Knappe 500 m Luftlinie trennen sie vom Potsdamer Platz, doch wenn man in sie vom Schöneberger Ufer kommend hineinläuft, ist alles Städtische auf einmal fort. Auf der linken Straßenseite gibt es nur einen Bürgersteig, der von einer unansehnlichen Mauer aus gelben Backsteinen, wie sie für alle alten Bahngebäude so typisch ist, begrenzt wird. Wenn man weiß, dass sich hinter dieser Mauer bis vor einigen Jahren die Überrestes des ehemaligen Potsdamer Güterbahnhofs befanden, bekommt man eine Ahnung, dass hier wirklich eine Welt endete und eine andere begann. Denn wer wollte schon auf der rechten Straßenseite mit Blick auf ein endloses Meer aus Schienen nebst dazugehörigem Rangierlärm wohnen?

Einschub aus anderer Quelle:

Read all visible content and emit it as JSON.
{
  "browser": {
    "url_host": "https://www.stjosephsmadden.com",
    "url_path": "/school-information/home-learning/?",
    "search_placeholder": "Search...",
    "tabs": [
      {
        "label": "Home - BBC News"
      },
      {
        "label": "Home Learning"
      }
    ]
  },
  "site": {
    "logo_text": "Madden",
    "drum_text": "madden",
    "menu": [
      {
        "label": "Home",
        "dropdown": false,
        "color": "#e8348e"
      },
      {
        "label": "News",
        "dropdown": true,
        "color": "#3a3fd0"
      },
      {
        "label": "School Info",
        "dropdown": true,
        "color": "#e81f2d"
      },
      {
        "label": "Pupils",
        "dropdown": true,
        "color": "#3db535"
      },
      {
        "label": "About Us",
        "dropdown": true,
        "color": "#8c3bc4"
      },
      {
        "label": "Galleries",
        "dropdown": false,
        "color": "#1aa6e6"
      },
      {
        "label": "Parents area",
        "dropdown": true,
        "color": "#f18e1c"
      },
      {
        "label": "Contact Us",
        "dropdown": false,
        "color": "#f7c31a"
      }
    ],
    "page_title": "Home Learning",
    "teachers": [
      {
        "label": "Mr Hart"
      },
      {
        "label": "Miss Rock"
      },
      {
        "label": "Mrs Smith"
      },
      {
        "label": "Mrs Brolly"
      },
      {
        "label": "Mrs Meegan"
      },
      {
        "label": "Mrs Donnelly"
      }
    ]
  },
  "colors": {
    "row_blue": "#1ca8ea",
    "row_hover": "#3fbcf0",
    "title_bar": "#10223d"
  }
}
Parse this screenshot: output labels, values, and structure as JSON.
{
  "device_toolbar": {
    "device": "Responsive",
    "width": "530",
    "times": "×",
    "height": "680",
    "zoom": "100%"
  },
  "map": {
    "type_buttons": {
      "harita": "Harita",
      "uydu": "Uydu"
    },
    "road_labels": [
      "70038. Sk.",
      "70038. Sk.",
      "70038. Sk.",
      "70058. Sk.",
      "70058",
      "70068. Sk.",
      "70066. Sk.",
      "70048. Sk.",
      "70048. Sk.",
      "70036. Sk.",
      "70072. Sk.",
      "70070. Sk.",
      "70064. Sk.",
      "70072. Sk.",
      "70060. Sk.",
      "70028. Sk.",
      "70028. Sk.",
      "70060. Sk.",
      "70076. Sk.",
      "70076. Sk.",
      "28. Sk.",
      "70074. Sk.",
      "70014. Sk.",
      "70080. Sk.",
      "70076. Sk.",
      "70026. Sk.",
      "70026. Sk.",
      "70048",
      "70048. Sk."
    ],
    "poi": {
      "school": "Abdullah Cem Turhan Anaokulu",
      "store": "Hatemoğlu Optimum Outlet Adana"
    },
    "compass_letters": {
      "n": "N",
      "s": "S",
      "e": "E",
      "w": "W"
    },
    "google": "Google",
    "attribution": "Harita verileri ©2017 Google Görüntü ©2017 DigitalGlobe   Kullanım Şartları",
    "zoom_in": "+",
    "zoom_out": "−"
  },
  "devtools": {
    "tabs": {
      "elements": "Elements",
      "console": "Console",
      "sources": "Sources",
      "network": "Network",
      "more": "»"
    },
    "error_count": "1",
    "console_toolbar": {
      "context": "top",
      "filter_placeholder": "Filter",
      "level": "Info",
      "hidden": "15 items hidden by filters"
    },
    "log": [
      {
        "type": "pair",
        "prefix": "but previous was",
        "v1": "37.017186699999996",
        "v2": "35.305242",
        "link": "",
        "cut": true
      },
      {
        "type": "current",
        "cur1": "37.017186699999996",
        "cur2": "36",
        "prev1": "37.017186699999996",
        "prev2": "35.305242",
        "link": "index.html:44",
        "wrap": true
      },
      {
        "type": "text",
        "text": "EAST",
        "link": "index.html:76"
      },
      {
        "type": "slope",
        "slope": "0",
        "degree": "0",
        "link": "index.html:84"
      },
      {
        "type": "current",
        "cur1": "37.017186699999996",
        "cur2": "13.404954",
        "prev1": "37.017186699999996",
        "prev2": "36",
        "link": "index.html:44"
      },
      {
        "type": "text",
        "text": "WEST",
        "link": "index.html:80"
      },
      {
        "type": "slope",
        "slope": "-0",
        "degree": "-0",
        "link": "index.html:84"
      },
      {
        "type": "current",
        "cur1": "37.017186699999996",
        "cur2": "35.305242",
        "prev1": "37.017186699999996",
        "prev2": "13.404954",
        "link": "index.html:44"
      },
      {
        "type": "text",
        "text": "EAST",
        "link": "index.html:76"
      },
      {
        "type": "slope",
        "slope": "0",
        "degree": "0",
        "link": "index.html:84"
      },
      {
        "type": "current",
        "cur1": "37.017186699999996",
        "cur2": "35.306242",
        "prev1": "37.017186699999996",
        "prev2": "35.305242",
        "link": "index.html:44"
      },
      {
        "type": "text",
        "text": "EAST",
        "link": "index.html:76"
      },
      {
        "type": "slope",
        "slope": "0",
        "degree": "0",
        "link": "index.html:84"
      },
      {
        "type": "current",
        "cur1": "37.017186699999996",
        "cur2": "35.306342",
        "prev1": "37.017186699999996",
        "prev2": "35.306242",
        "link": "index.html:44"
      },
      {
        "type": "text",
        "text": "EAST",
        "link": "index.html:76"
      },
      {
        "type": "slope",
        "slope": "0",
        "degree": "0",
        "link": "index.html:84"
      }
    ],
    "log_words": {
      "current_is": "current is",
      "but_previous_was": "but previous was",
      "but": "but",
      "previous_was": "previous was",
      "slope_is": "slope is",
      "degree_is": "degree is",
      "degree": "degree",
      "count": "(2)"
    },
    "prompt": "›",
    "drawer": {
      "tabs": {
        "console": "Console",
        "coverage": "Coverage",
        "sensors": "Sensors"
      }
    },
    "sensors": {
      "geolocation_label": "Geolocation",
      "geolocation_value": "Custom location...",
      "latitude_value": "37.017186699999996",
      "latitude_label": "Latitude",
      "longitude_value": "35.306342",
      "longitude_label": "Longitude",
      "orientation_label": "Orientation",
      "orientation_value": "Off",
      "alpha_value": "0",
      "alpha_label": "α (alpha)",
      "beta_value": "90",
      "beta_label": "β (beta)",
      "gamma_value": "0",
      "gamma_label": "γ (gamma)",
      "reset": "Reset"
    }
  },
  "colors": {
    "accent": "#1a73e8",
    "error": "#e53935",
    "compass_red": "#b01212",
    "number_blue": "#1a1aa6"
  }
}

Wollen sicher niemand, doch gewohnt haben dort natürlich die Arbeiter. Dementsprechend bestand die rechte Straßenseite ursprünglich auch aus einer Aneinanderreihung von Mietskasernen, die sich ebenso lang hinzogen wie die gelbe Backsteinmauer. Schon damals stand diese Gegend zum geographisch gesehen nahen Herzen der damaligen Weltstadt Berlin in scharfem Kontrast. Der Krieg riss dann große Lücken in diese geschlossene Häuserfront, welche anschließend nie wieder geschlossen wurden. Da die ganze Bahnhofsanlage in der Zeit der Teilung der Stadt ohne Funktion war, verwilderte das Gelände, was die Flottwellstraße und die sich anschließende Dennewitzstraße nicht attraktiver machte.
Ein schönes Beispiel, wie weit unten der Straßenzug schon immer in der Gunst der Raumplaner stand, lässt sich in Form einer architektonischen Sehenswürdigkeit am Übergang von der Flottwellstraße in die Dennewitzstraße bewundern. Als in den 20er Jahren des 20. Jahrhunderts das Wachstum der Stadt eine neue U-Bahnlinie erforderlich machte, gab es wegen der dichten Bebauung mit Mietskasernen keinen Platz für die Bahn. Also kaufte man einfach die benötigten Grundstücke und, nein, man riss die Häuser nicht ab, sondern baute die Strecke einfach durch die Häuser hindurch.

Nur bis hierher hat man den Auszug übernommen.